Born in Barcelona, taking a gap year and going on a backpacking trip around Europe. She’s open to new experiences and wants to explore the World.
Although there’s nothing wrong with planes, trains and buses are her preferred ways of transport, and she has no problems with hitchhiking.
To satisfy this type of user I need to:
1. Make the authentication flow very simple.
Even if user didn’t download the app before they got to a destination, onboarding should be simple.
2. Easy to pick a challenge
The app should immediately place user in the city they are located at. This is where a prompt to allow locations will come up.
Also, having only oAuth for authentication ensures learning about the user faster.

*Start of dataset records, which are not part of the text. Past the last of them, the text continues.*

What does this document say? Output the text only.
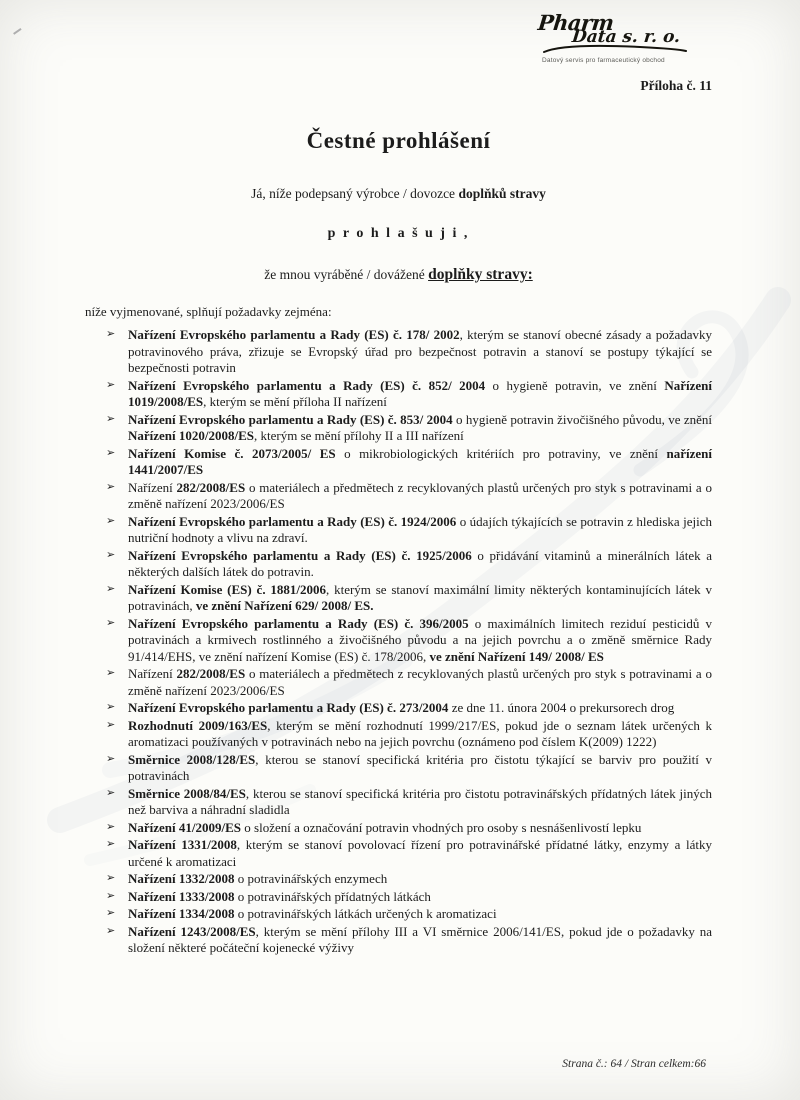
Pharm
Data s. r. o.
Datový servis pro farmaceutický obchod
Příloha č. 11
Čestné prohlášení

Já, níže podepsaný výrobce / dovozce doplňků stravy

p r o h l a š u j i ,

že mnou vyráběné / dovážené doplňky stravy:

níže vyjmenované, splňují požadavky zejména:

➢ Nařízení Evropského parlamentu a Rady (ES) č. 178/ 2002, kterým se stanoví obecné zásady a požadavky potravinového práva, zřizuje se Evropský úřad pro bezpečnost potravin a stanoví se postupy týkající se bezpečnosti potravin
➢ Nařízení Evropského parlamentu a Rady (ES) č. 852/ 2004 o hygieně potravin, ve znění Nařízení 1019/2008/ES, kterým se mění příloha II nařízení
➢ Nařízení Evropského parlamentu a Rady (ES) č. 853/ 2004 o hygieně potravin živočišného původu, ve znění Nařízení 1020/2008/ES, kterým se mění přílohy II a III nařízení
➢ Nařízení Komise č. 2073/2005/ ES o mikrobiologických kritériích pro potraviny, ve znění nařízení 1441/2007/ES
➢ Nařízení 282/2008/ES o materiálech a předmětech z recyklovaných plastů určených pro styk s potravinami a o změně nařízení 2023/2006/ES
➢ Nařízení Evropského parlamentu a Rady (ES) č. 1924/2006 o údajích týkajících se potravin z hlediska jejich nutriční hodnoty a vlivu na zdraví.
➢ Nařízení Evropského parlamentu a Rady (ES) č. 1925/2006 o přidávání vitaminů a minerálních látek a některých dalších látek do potravin.
➢ Nařízení Komise (ES) č. 1881/2006, kterým se stanoví maximální limity některých kontaminujících látek v potravinách, ve znění Nařízení 629/ 2008/ ES.
➢ Nařízení Evropského parlamentu a Rady (ES) č. 396/2005 o maximálních limitech reziduí pesticidů v potravinách a krmivech rostlinného a živočišného původu a na jejich povrchu a o změně směrnice Rady 91/414/EHS, ve znění nařízení Komise (ES) č. 178/2006, ve znění Nařízení 149/ 2008/ ES
➢ Nařízení 282/2008/ES o materiálech a předmětech z recyklovaných plastů určených pro styk s potravinami a o změně nařízení 2023/2006/ES
➢ Nařízení Evropského parlamentu a Rady (ES) č. 273/2004 ze dne 11. února 2004 o prekursorech drog
➢ Rozhodnutí 2009/163/ES, kterým se mění rozhodnutí 1999/217/ES, pokud jde o seznam látek určených k aromatizaci používaných v potravinách nebo na jejich povrchu (oznámeno pod číslem K(2009) 1222)
➢ Směrnice 2008/128/ES, kterou se stanoví specifická kritéria pro čistotu týkající se barviv pro použití v potravinách
➢ Směrnice 2008/84/ES, kterou se stanoví specifická kritéria pro čistotu potravinářských přídatných látek jiných než barviva a náhradní sladidla
➢ Nařízení 41/2009/ES o složení a označování potravin vhodných pro osoby s nesnášenlivostí lepku
➢ Nařízení 1331/2008, kterým se stanoví povolovací řízení pro potravinářské přídatné látky, enzymy a látky určené k aromatizaci
➢ Nařízení 1332/2008 o potravinářských enzymech
➢ Nařízení 1333/2008 o potravinářských přídatných látkách
➢ Nařízení 1334/2008 o potravinářských látkách určených k aromatizaci
➢ Nařízení 1243/2008/ES, kterým se mění přílohy III a VI směrnice 2006/141/ES, pokud jde o požadavky na složení některé počáteční kojenecké výživy
Strana č.: 64 / Stran celkem:66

Another type of user is the one that stays in a city for a long time. The app should be able to get them familiar with the city they are staying in and try to integrate them into the lifestyle.
The I’m-never-going-to-Starbucks film student from Liverpool loves finding new interesting places to drink coffee and eat.
He’s always looking for interesting places to photograph, but wants his photos to be special and unique.
Recently he’s moved to Amsterdam for his Master studies. The city is beautiful, but he feels he still hasn’t experienced it fully.
This kind of user has more time to choose a perfect challenge, so an option to filter challenges in some way should be available to them.
Simplest way to provide different types of challenges is categorizing them. That way the user can take on a perfect challenge, and the app can learn about that user’s preferences faster.
Starting the Application
The idea is for an app to check if user is on a checkpoint of any of ongoing challenges before kicking them into the main app flow.
Finding a Challenge
This flow should be very simple. Users seem to be used to scrolling and tapping on an element to see more info. Most of the applications with scrollable content have similar flow to this.
The biggest challenge (pun intended) was the challenge info screen. I wanted to put an interactive map and the description of the challenge in one screen.
After testing it, I realized people were fine with just seeing an overview of the checkpoints and seeing map details only when they intentionally tap on them.
Creating a Challenge
Creating a challenge on a small screen was the most difficult flow to design. App’s competitors usually put this feature somewhere on the web. However, when wanting to build a big community, my team and I believe we shouldn’t strip the app of any functionalities.
I wanted the user to add as many or as few checkpoints they want in any way they see fit and worry about their order later. That is why checkpoint input screen is seperate from challenge info screen.
Now for the fun part. Kick back and relax.
🎓 What I Learned
As this is the first real start up project I worked on, I wanted the design to be as simple as possible due to time limitations, but still to look nice. In the end, the app will probably look a bit different.
I will post an update with the finished product and a link to the App Store once it’s finished.